Boron’s Ambidextrous Ways

Chemical Bonding: A boron dicarbonyl donor-acceptor compound has the main-group element behaving like a transition metal

by Stephen K. Ritter
June 22, 2015 | A version of this story appeared in Volume 93, Issue 25

Chemists have built a new compound in which boron donates and accepts electron pairs when binding two carbon monoxide molecules, a peculiar situation that has the nonmetal main-group element acting like a transition metal (Nature 2015, DOI: 10.1038/nature14489). Until now, no elements outside of the transition metals have been observed to react directly with two or more CO molecules. Holger Braunschweig of Julius Maximilian University, in Würzburg, Germany, led a team that figured out a way to make it happen. The researchers prepared a molybdenum pentacarbonyl complex bearing a borylene ligand, RBMo(CO)5, where R is 2,6-di(2,4,6-triisopropylphenyl). After refluxing the complex in a CO-saturated benzene solution, they removed Mo(CO)6 and isolated blue crystals of the borylene dicarbonyl compound, RB(CO)2. Boron has only three valence electrons and is known for the quirky ways it can form bonds.
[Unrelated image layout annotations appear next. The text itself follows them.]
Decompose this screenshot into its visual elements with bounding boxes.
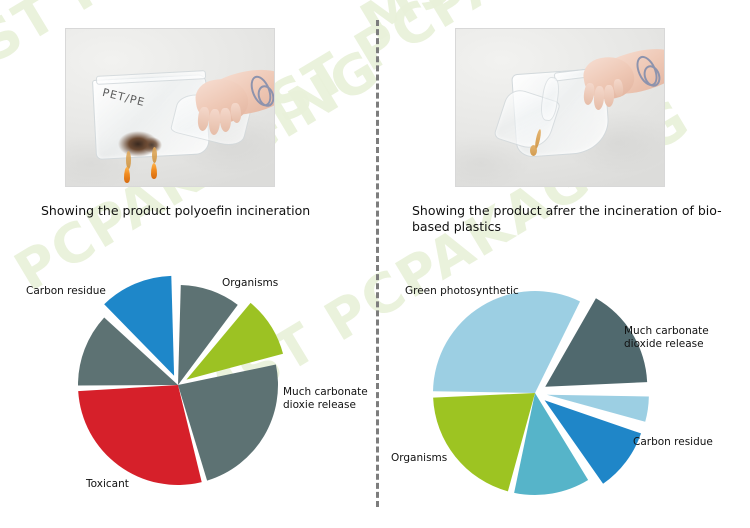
pie-label-organisms-left: Organisms xyxy=(222,277,278,290)
pie-chart-left: Carbon residue Organisms Much carbonate … xyxy=(0,258,375,523)
flame-icon xyxy=(124,167,130,183)
photo-polyolefin-incineration: PET/PE xyxy=(65,28,275,187)
flame-icon xyxy=(151,163,157,179)
pie-label-toxicant-left: Toxicant xyxy=(86,478,129,491)
pie-label-organisms-right: Organisms xyxy=(391,452,447,465)
caption-left: Showing the product polyoefin incinerati… xyxy=(41,203,361,219)
pie-label-carbon-residue-right: Carbon residue xyxy=(633,436,713,449)
caption-right: Showing the product afrer the incinerati… xyxy=(412,203,730,235)
pie-label-much-carbonate-right: Much carbonate dioxide release xyxy=(624,325,709,351)
pie-label-green-photosynthetic-right: Green photosynthetic xyxy=(405,285,519,298)
molten-residue xyxy=(530,145,537,156)
pie-label-carbon-residue-left: Carbon residue xyxy=(26,285,106,298)
finger xyxy=(220,108,231,132)
pie-label-much-carbonate-left: Much carbonate dioxie release xyxy=(283,386,368,412)
photo-biobased-after-incineration xyxy=(455,28,665,187)
molten-drip xyxy=(152,147,157,163)
screenshot-stage: MST PCPAKAGING MST PCPAKAGING MST PCPAKA… xyxy=(0,0,750,528)
finger xyxy=(604,85,614,107)
pie-chart-right: Green photosynthetic Much carbonate diox… xyxy=(375,258,750,523)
In borylenes, boron uses one electron to bond with the bulky substituent. The remaining two electrons form a lone pair in one orbital, and two orbitals remain vacant. Boron can therefore accept electrons from two CO molecules (σ bonding) as it contributes the lone pair to the CO molecules (π backbonding). This donor-acceptor behavior mimics that of transition-metal carbonyl complexes.